Another development: Two years ago, says Taylor, viruses and spam (unsolicited email) were separate problems, but now, virus writers and spammers are getting together. This approach maximises the distribution of the viruses and spyware, which can be used to help spammers gain more information about a user, or to hijack the machine for the distribution of more spam or denial of service attacks.
SophosLabs has so far recorded about 100,000 viruses in existence, with about 1,200 new ones discovered every month. Of these new ones, some three out of five involve some form of spyware – meaning the computer is being monitored or can be used for further malicious activity without the knowledge of the user.
To date, the vast majority of all viruses found target one type of operating system – the market leader, Windows. Apple Macintosh and Unix systems have, so far, being largely ignored by virus writers. Given the relative market shares of these systems, this is unlikely to change – except in one key area: mobile systems.

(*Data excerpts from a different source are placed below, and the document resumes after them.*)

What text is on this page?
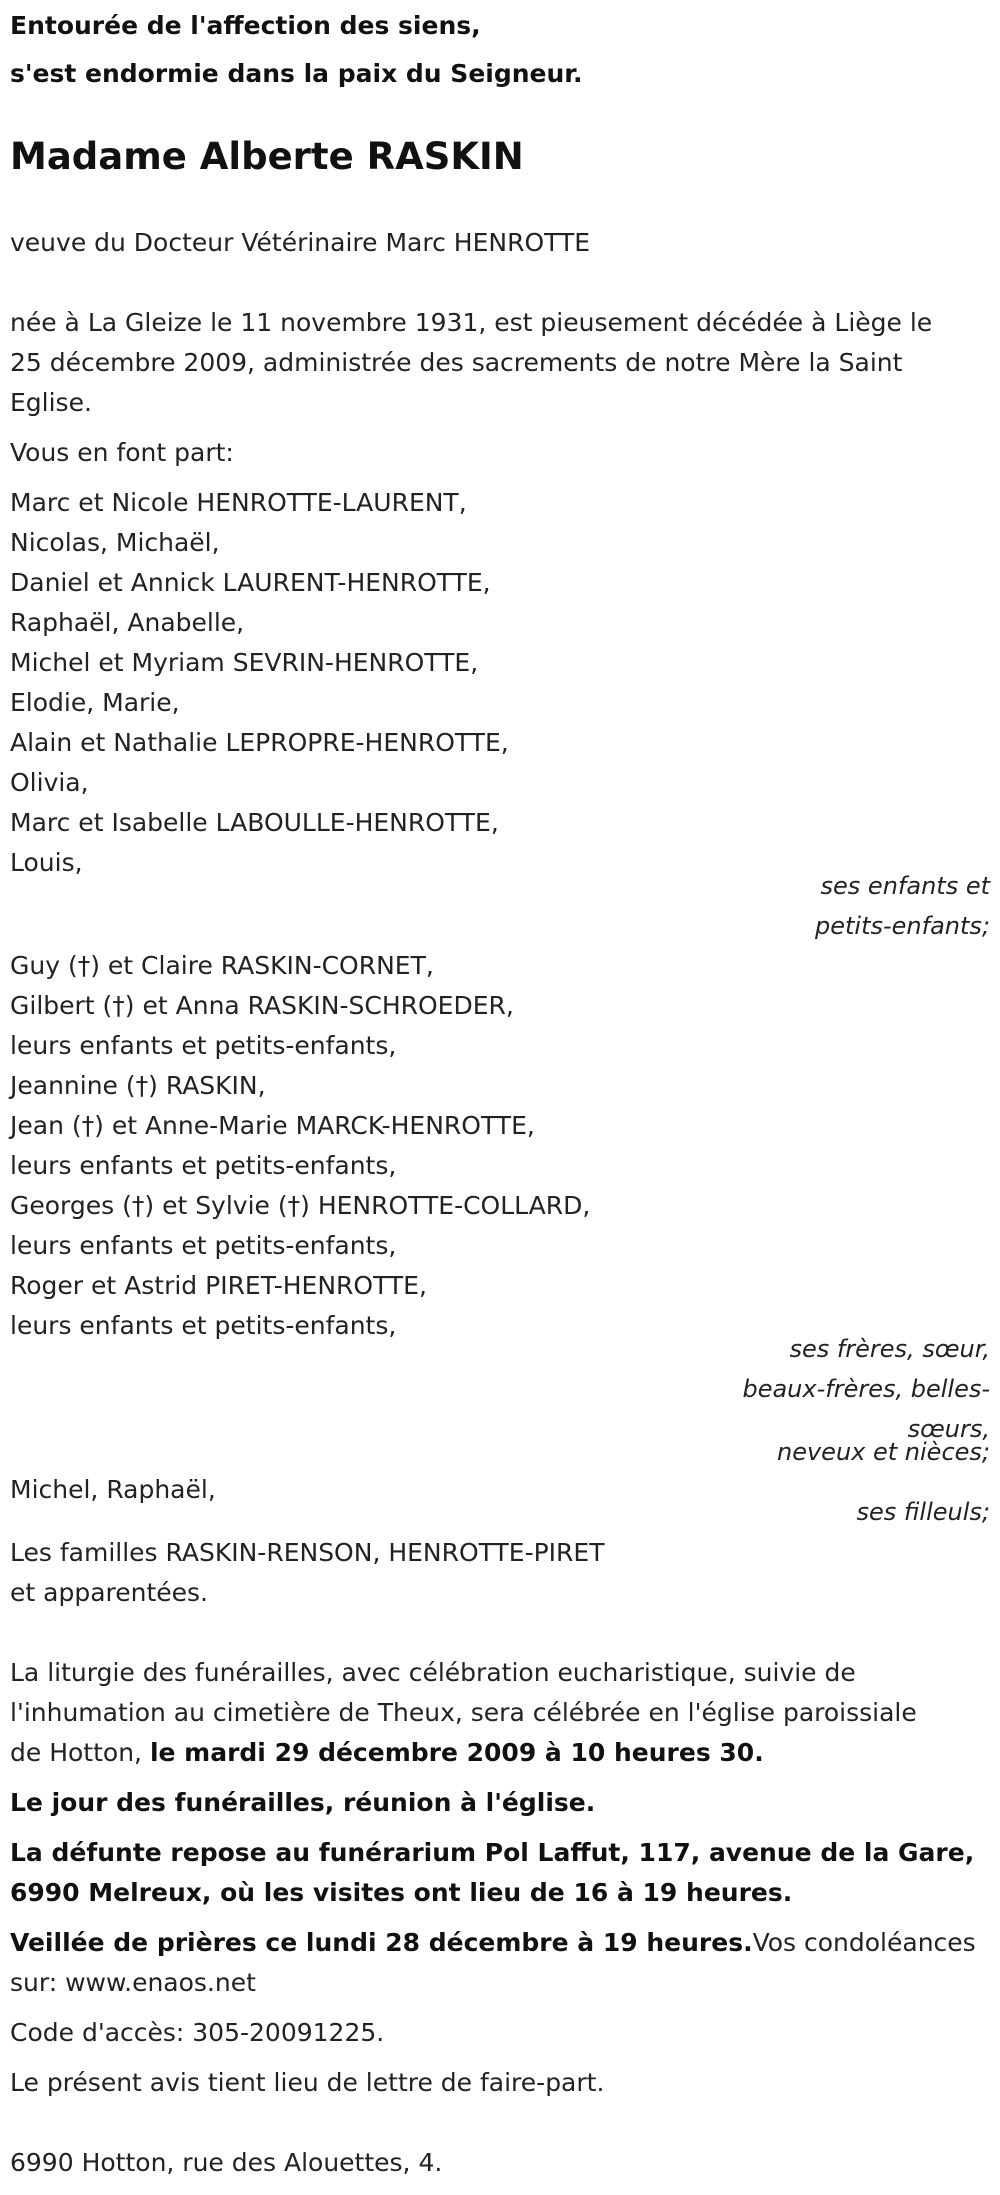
Entourée de l'affection des siens,
s'est endormie dans la paix du Seigneur.
Madame Alberte RASKIN
veuve du Docteur Vétérinaire Marc HENROTTE
née à La Gleize le 11 novembre 1931, est pieusement décédée à Liège le
25 décembre 2009, administrée des sacrements de notre Mère la Saint
Eglise.
Vous en font part:
Marc et Nicole HENROTTE-LAURENT,
Nicolas, Michaël,
Daniel et Annick LAURENT-HENROTTE,
Raphaël, Anabelle,
Michel et Myriam SEVRIN-HENROTTE,
Elodie, Marie,
Alain et Nathalie LEPROPRE-HENROTTE,
Olivia,
Marc et Isabelle LABOULLE-HENROTTE,
Louis,
ses enfants et
petits-enfants;
Guy (†) et Claire RASKIN-CORNET,
Gilbert (†) et Anna RASKIN-SCHROEDER,
leurs enfants et petits-enfants,
Jeannine (†) RASKIN,
Jean (†) et Anne-Marie MARCK-HENROTTE,
leurs enfants et petits-enfants,
Georges (†) et Sylvie (†) HENROTTE-COLLARD,
leurs enfants et petits-enfants,
Roger et Astrid PIRET-HENROTTE,
leurs enfants et petits-enfants,
ses frères, sœur,
beaux-frères, belles-
sœurs,
neveux et nièces;
Michel, Raphaël,
ses filleuls;
Les familles RASKIN-RENSON, HENROTTE-PIRET
et apparentées.
La liturgie des funérailles, avec célébration eucharistique, suivie de
l'inhumation au cimetière de Theux, sera célébrée en l'église paroissiale
de Hotton, le mardi 29 décembre 2009 à 10 heures 30.
Le jour des funérailles, réunion à l'église.
La défunte repose au funérarium Pol Laffut, 117, avenue de la Gare,
6990 Melreux, où les visites ont lieu de 16 à 19 heures.
Veillée de prières ce lundi 28 décembre à 19 heures.Vos condoléances
sur: www.enaos.net
Code d'accès: 305-20091225.
Le présent avis tient lieu de lettre de faire-part.
6990 Hotton, rue des Alouettes, 4.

So far, only one virus for the Palm operating system and a few ‘Trojans' have been discovered, and none for the Psion Epoc system. This, says Taylor, is largely due to the diversified nature of the mobile platforms. Surprisingly, the PocketPC, which runs a cut down form of Windows, has not attracted the virus writers' attention.
But nobody really expects this to continue. Mobile devices will become much more prevalent, and the Symbian mobile phone operating system (backed by Nokia, Ericsson, Panasonic and other leading device makers), in particular, will be very popular. This will, in turn, attract more viruses.
The new release of Symbian (version 9) could be a turning point: if, as expected, it has much greater security than earlier versions, then, says Taylor, the threat could be squashed from the outset.
But no one should be under illusions: whether it is viruses, spyware, or phishing, the problems are likely to continue to grow. A combination of better technological defences, better laws and better education will all play a role, but none will be decisive.